A discussion of this recently on a different forum brought out the apologists in droves.

‘Women should be glad they’re still hawt enough to attract attention.’

‘Get over it, it’s harmless fun. Feminazis RUIN everything.’

‘It will get to the point men will be afraid to say ANYTHING to a member of the opposite sex.’

‘Women do it too!’

‘I like compliments! You need to get over it.’

‘What if the guy was good-looking, bet you wouldn’t mind then.’

And so on.

And perhaps I am the weirdo who rather likes going about their day not having to act on demand and smile real purdy when told to, perhaps I think actual respectful behaviour is NOT bellowing like a lost calf out the window of a moving vehicle.

Or perhaps I should not have to defend my reaction, since my reaction is a response to an action I did not invite in the first place.

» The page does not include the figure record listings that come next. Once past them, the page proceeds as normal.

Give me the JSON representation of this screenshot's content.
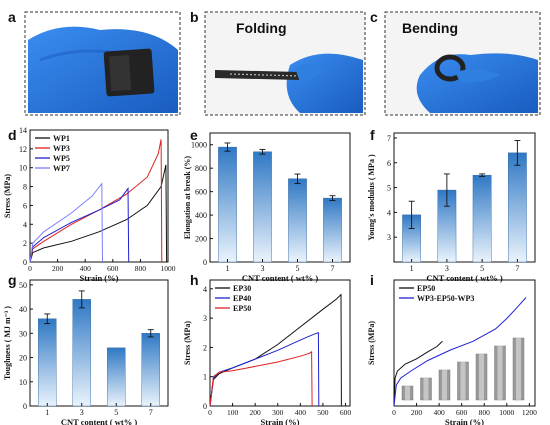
{
  "panel_letters": [
    "a",
    "b",
    "c",
    "d",
    "e",
    "f",
    "g",
    "h",
    "i"
  ],
  "photo_titles": {
    "b": "Folding",
    "c": "Bending"
  },
  "colors": {
    "glove": "#2f7fe0",
    "glove_dark": "#1b5fbf",
    "bar_top": "#2f78c4",
    "bar_bottom": "#e8f2fb",
    "black": "#111111",
    "red": "#e22020",
    "blue": "#1f22d0",
    "lightblue": "#8080ff",
    "photo_border": "#333333"
  },
  "chart_data": [
    {
      "panel": "d",
      "type": "line",
      "xlabel": "Strain (%)",
      "ylabel": "Stress (MPa)",
      "xlim": [
        0,
        1000
      ],
      "ylim": [
        0,
        14
      ],
      "xticks": [
        0,
        200,
        400,
        600,
        800,
        1000
      ],
      "yticks": [
        0,
        2,
        4,
        6,
        8,
        10,
        12,
        14
      ],
      "legend_position": "top-left",
      "series": [
        {
          "name": "WP1",
          "color": "#111111",
          "x": [
            0,
            20,
            100,
            300,
            500,
            700,
            850,
            950,
            985,
            990
          ],
          "y": [
            0,
            1.0,
            1.5,
            2.2,
            3.2,
            4.5,
            6.0,
            8.0,
            10.3,
            0
          ]
        },
        {
          "name": "WP3",
          "color": "#e22020",
          "x": [
            0,
            20,
            100,
            300,
            500,
            700,
            850,
            930,
            950,
            955
          ],
          "y": [
            0,
            1.4,
            2.2,
            4.0,
            5.5,
            7.2,
            9.0,
            11.5,
            13.0,
            0
          ]
        },
        {
          "name": "WP5",
          "color": "#1f22d0",
          "x": [
            0,
            20,
            100,
            300,
            500,
            650,
            710,
            715
          ],
          "y": [
            0,
            1.6,
            2.6,
            4.2,
            5.5,
            6.6,
            7.8,
            0
          ]
        },
        {
          "name": "WP7",
          "color": "#8080ff",
          "x": [
            0,
            20,
            100,
            300,
            450,
            520,
            525
          ],
          "y": [
            0,
            2.0,
            3.2,
            5.2,
            7.0,
            8.3,
            0
          ]
        }
      ]
    },
    {
      "panel": "e",
      "type": "bar",
      "xlabel": "CNT content ( wt% )",
      "ylabel": "Elongation at break (%)",
      "categories": [
        "1",
        "3",
        "5",
        "7"
      ],
      "values": [
        980,
        940,
        710,
        545
      ],
      "errors": [
        35,
        20,
        40,
        20
      ],
      "ylim": [
        0,
        1100
      ],
      "yticks": [
        0,
        200,
        400,
        600,
        800,
        1000
      ]
    },
    {
      "panel": "f",
      "type": "bar",
      "xlabel": "CNT content ( wt% )",
      "ylabel": "Young's modulus ( MPa )",
      "categories": [
        "1",
        "3",
        "5",
        "7"
      ],
      "values": [
        3.9,
        4.9,
        5.5,
        6.4
      ],
      "errors": [
        0.55,
        0.65,
        0.05,
        0.5
      ],
      "ylim": [
        2,
        7.2
      ],
      "yticks": [
        3,
        4,
        5,
        6,
        7
      ]
    },
    {
      "panel": "g",
      "type": "bar",
      "xlabel": "CNT content ( wt% )",
      "ylabel": "Toughness ( MJ m⁻³ )",
      "categories": [
        "1",
        "3",
        "5",
        "7"
      ],
      "values": [
        36,
        44,
        24,
        30
      ],
      "errors": [
        2,
        3.5,
        0,
        1.5
      ],
      "ylim": [
        0,
        52
      ],
      "yticks": [
        0,
        10,
        20,
        30,
        40,
        50
      ]
    },
    {
      "panel": "h",
      "type": "line",
      "xlabel": "Strain (%)",
      "ylabel": "Stress (MPa)",
      "xlim": [
        0,
        620
      ],
      "ylim": [
        0,
        4.3
      ],
      "xticks": [
        0,
        100,
        200,
        300,
        400,
        500,
        600
      ],
      "yticks": [
        0,
        1,
        2,
        3,
        4
      ],
      "legend_position": "top-left",
      "series": [
        {
          "name": "EP30",
          "color": "#111111",
          "x": [
            0,
            15,
            40,
            100,
            200,
            300,
            400,
            500,
            560,
            580,
            582
          ],
          "y": [
            0,
            0.9,
            1.1,
            1.3,
            1.6,
            2.1,
            2.7,
            3.3,
            3.65,
            3.8,
            0
          ]
        },
        {
          "name": "EP40",
          "color": "#1f22d0",
          "x": [
            0,
            15,
            40,
            100,
            200,
            300,
            400,
            460,
            480,
            482
          ],
          "y": [
            0,
            0.95,
            1.15,
            1.3,
            1.6,
            1.9,
            2.25,
            2.45,
            2.5,
            0
          ]
        },
        {
          "name": "EP50",
          "color": "#e22020",
          "x": [
            0,
            15,
            40,
            100,
            200,
            300,
            400,
            440,
            450,
            452
          ],
          "y": [
            0,
            1.0,
            1.15,
            1.2,
            1.35,
            1.5,
            1.7,
            1.8,
            1.85,
            0
          ]
        }
      ]
    },
    {
      "panel": "i",
      "type": "line",
      "xlabel": "Strain (%)",
      "ylabel": "Stress (MPa)",
      "xlim": [
        0,
        1250
      ],
      "ylim": [
        0,
        3.6
      ],
      "xticks": [
        0,
        200,
        400,
        600,
        800,
        1000,
        1200
      ],
      "legend_position": "top-left",
      "series": [
        {
          "name": "EP50",
          "color": "#111111",
          "x": [
            0,
            10,
            30,
            100,
            200,
            300,
            380,
            430
          ],
          "y": [
            0,
            0.8,
            1.0,
            1.2,
            1.35,
            1.55,
            1.7,
            1.85
          ]
        },
        {
          "name": "WP3-EP50-WP3",
          "color": "#1f22d0",
          "x": [
            0,
            20,
            60,
            150,
            300,
            500,
            700,
            900,
            1000,
            1100,
            1170
          ],
          "y": [
            0,
            0.6,
            0.8,
            1.0,
            1.3,
            1.6,
            1.85,
            2.2,
            2.5,
            2.85,
            3.1
          ]
        }
      ]
    }
  ]
}
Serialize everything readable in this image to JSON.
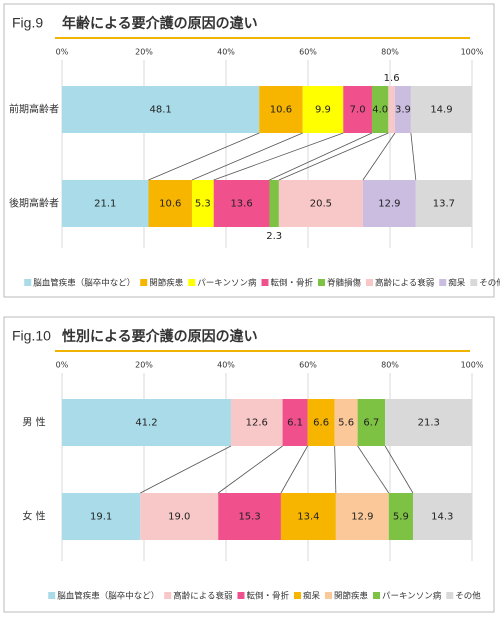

And while I am on the subject of reactions, there is an increasing interwebular group who pick up their misogynist pom-poms wherever a woman complains about ‘harmless’ male behaviour. Instead of stepping out of their shoes and into ours, they snap and snarl anonymously, like keyboard ninjas, draggin’ out the canards, humourless and persecuted. They will attempt to close you down when you vocally hold your hand up and say ‘you know what, this bugs me and I wish you would just stop doing it.’ It seems that when you express displeasure about certain behaviours you are riding into battle on a high horse and need to be yanked down as quickly as possible, the girth sliced quickly and cleanly.

To this I say step up. Play the ball, not the player. I am not a humourless man-hatin’ nazi of any stripe. I expect to be treated with the dignity I afford everyone else as I go about my day.

Ladies, the floor is open, if there is something you would like to say on this subject I am all ears.